We’ll conclude this section by mentioning that the ideas of “image” and “preimage” can be extended to sets. If $$S$$ is a subset of $$\text{Dom}(f)$$ then the image of $$S$$ under $$f$$ is denoted $$f(S)$$ and

$f(S) = \{y | ∃x ∈ \text{Dom}(f), x ∈ S ∧ y = f(x)\}.$

Similarly, if $$T$$ is a subset of $$\text{Rng}(f)$$ we can define something akin to the preimage. The inverse image of the set $$T$$ under the function $$f$$ is denoted $$f^{−1} (T)$$ and

$f^{−1} (T) = \{x | ∃y ∈ \text{Cod}(f), y ∈ T ∧ y = f(x)\}.$

Essentially, we have extended the function $$f$$ so that it goes between the power sets of its codomain and range! This new notion gives us some elegant ways of restating what it means to be surjective and injective. A function $$f$$ is surjective iff $$f(\text{Dom}(f)) = \text{Cod}(f)$$. A function $$f$$ is injective iff the inverse images of singletons are always singletons. That is,

$∀y ∈ \text{Rng}(f), ∃x ∈ \text{Dom}(f), f^{−1} ({y}) = {x}.$

Exercises:

Exercise $$\PageIndex{1}$$

For each of the following functions, give its domain, range and a possible codomain.

1. $$f(x) = \sin (x)$$
2. $$g(x) = e^x$$
3. $$h(x) = x^2$$
4. $$m(x) = \dfrac{x^2+1}{x^2−1}$$
5. $$n(x) = \lfloor x \rfloor$$
6. $$p(x) = \langle \cos (x), \sin (x) \rangle$$
Exercise $$\PageIndex{2}$$

Find a bijection from the set of odd squares, $$\{1, 9, 25, 49, . . .\}$$, to the non-negative integers, $$\mathbb{Z}^{\text{noneg}} = \{0, 1, 2, 3, . . .\}$$. Prove that the function you just determined is both injective and surjective. Find the inverse function of the bijection above.
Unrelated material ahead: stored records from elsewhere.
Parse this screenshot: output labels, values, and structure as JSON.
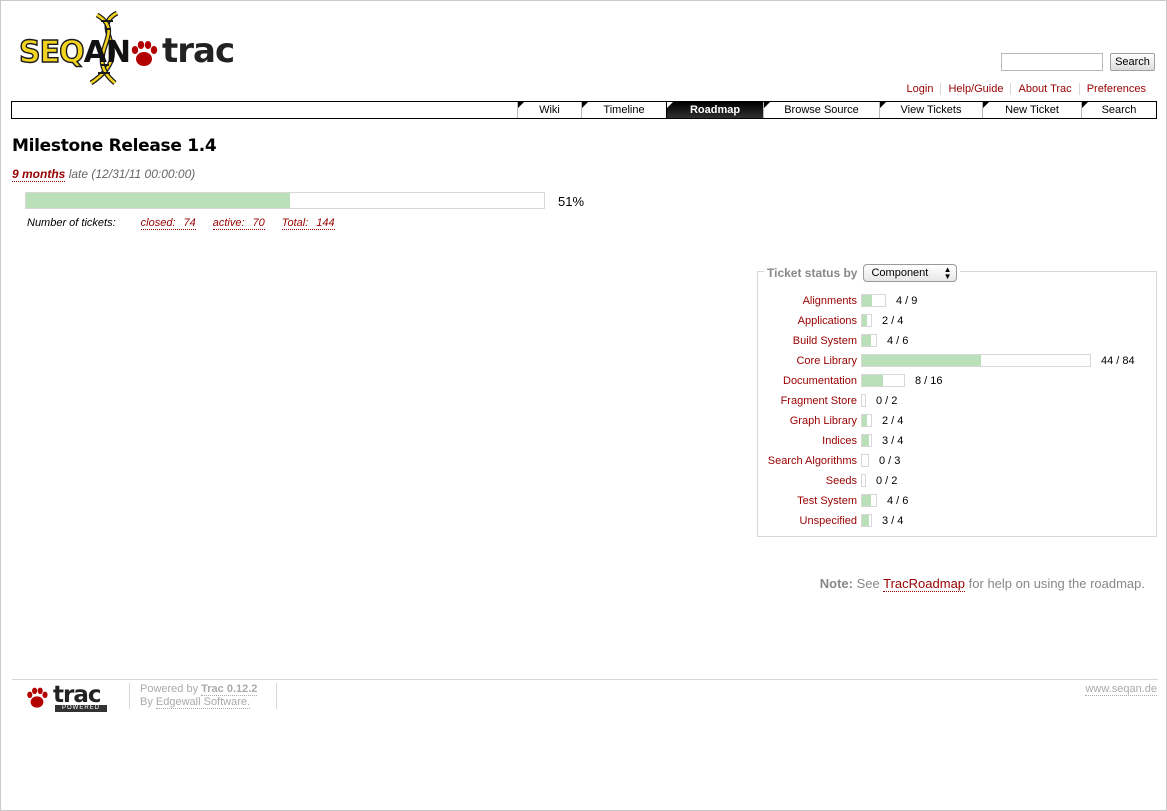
{
  "logo": {
    "seqan_prefix": "SEQ",
    "seqan_suffix": "AN",
    "trac": "trac"
  },
  "search": {
    "value": "",
    "button_label": "Search"
  },
  "metanav": [
    "Login",
    "Help/Guide",
    "About Trac",
    "Preferences"
  ],
  "mainnav": {
    "tabs": [
      "Wiki",
      "Timeline",
      "Roadmap",
      "Browse Source",
      "View Tickets",
      "New Ticket",
      "Search"
    ],
    "active": "Roadmap"
  },
  "milestone": {
    "title": "Milestone Release 1.4",
    "late_label": "9 months",
    "late_word": "late",
    "date": "(12/31/11 00:00:00)",
    "progress_fraction": 0.51,
    "percent_label": "51%",
    "tickets_label": "Number of tickets:",
    "closed_label": "closed:",
    "closed": "74",
    "active_label": "active:",
    "active": "70",
    "total_label": "Total:",
    "total": "144"
  },
  "ticket_status": {
    "legend": "Ticket status by",
    "group_by": "Component",
    "rows": [
      {
        "name": "Alignments",
        "closed": 4,
        "total": 9,
        "label": "4 / 9"
      },
      {
        "name": "Applications",
        "closed": 2,
        "total": 4,
        "label": "2 / 4"
      },
      {
        "name": "Build System",
        "closed": 4,
        "total": 6,
        "label": "4 / 6"
      },
      {
        "name": "Core Library",
        "closed": 44,
        "total": 84,
        "label": "44 / 84"
      },
      {
        "name": "Documentation",
        "closed": 8,
        "total": 16,
        "label": "8 / 16"
      },
      {
        "name": "Fragment Store",
        "closed": 0,
        "total": 2,
        "label": "0 / 2"
      },
      {
        "name": "Graph Library",
        "closed": 2,
        "total": 4,
        "label": "2 / 4"
      },
      {
        "name": "Indices",
        "closed": 3,
        "total": 4,
        "label": "3 / 4"
      },
      {
        "name": "Search Algorithms",
        "closed": 0,
        "total": 3,
        "label": "0 / 3"
      },
      {
        "name": "Seeds",
        "closed": 0,
        "total": 2,
        "label": "0 / 2"
      },
      {
        "name": "Test System",
        "closed": 4,
        "total": 6,
        "label": "4 / 6"
      },
      {
        "name": "Unspecified",
        "closed": 3,
        "total": 4,
        "label": "3 / 4"
      }
    ]
  },
  "note": {
    "prefix": "Note:",
    "see": "See",
    "link": "TracRoadmap",
    "suffix": "for help on using the roadmap."
  },
  "footer": {
    "logo_word": "trac",
    "logo_badge": "POWERED",
    "powered_by": "Powered by",
    "trac_version": "Trac 0.12.2",
    "by": "By",
    "edgewall": "Edgewall Software.",
    "site": "www.seqan.de"
  },
  "colors": {
    "link": "#990000",
    "progress": "#bae0ba",
    "nav_active": "#000000"
  }
}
Exercise $$\PageIndex{3}$$

The natural logarithm function $$\ln(x)$$ is defined by a definite integral with the variable $$x$$ in the upper limit.

$$ln(x) = \int_{t=1}^{x} \dfrac{1}{t} dt.$$

From this definition we can deduce that $$\ln(x)$$ is strictly increasing on its entire domain, $$(0,∞).$$ Why is this true?

We can use the above definition with $$x = 2$$ to find the value of $$\ln(2) ≈ .693$$. We will also take as given the following rule (which is valid for all logarithmic functions).

$$\ln(a^b) = b \ln(a)$$

Use the above information to show that there is neither an upper bound nor a lower bound for the values of the natural logarithm. These facts together with the information that ln is strictly increasing show that $$\text{Rng}(\ln) = \mathbb{R}$$.

Exercise $$\PageIndex{4}$$

Georg Cantor developed a systematic way of listing the rational numbers. By “listing” a set one is actually developing a bijection from $$\mathbb{N}$$ to that set. The method known as “Cantor’s Snake” creates a bijection from the naturals to the non-negative rationals. First, we create an infinite table whose rows are indexed by positive integers and whose columns are indexed by non-negative integers – the entries in this table are rational numbers of the form “column index” / “row index.” We then follow a snake-like path that zig-zags across this table – whenever we encounter a rational number that we haven’t seen before (in lower terms) we write it down. This is indicated in the diagram below by circling the entries.

Effectively this gives us a function $$f$$ which produces the rational number that would be found in a given position in this list. For example $$f(1) = \dfrac{0}{1}$$, $$f(2) = \dfrac{1}{1}$$ and $$f(5) = \dfrac{1}{3}$$.

What is $$f(26)$$? What is $$f(30)$$? What is $$f^{−1} \left( \dfrac{3}{4} \right)$$? What is $$f^{−1} \left( \dfrac{6}{7} \right)$$?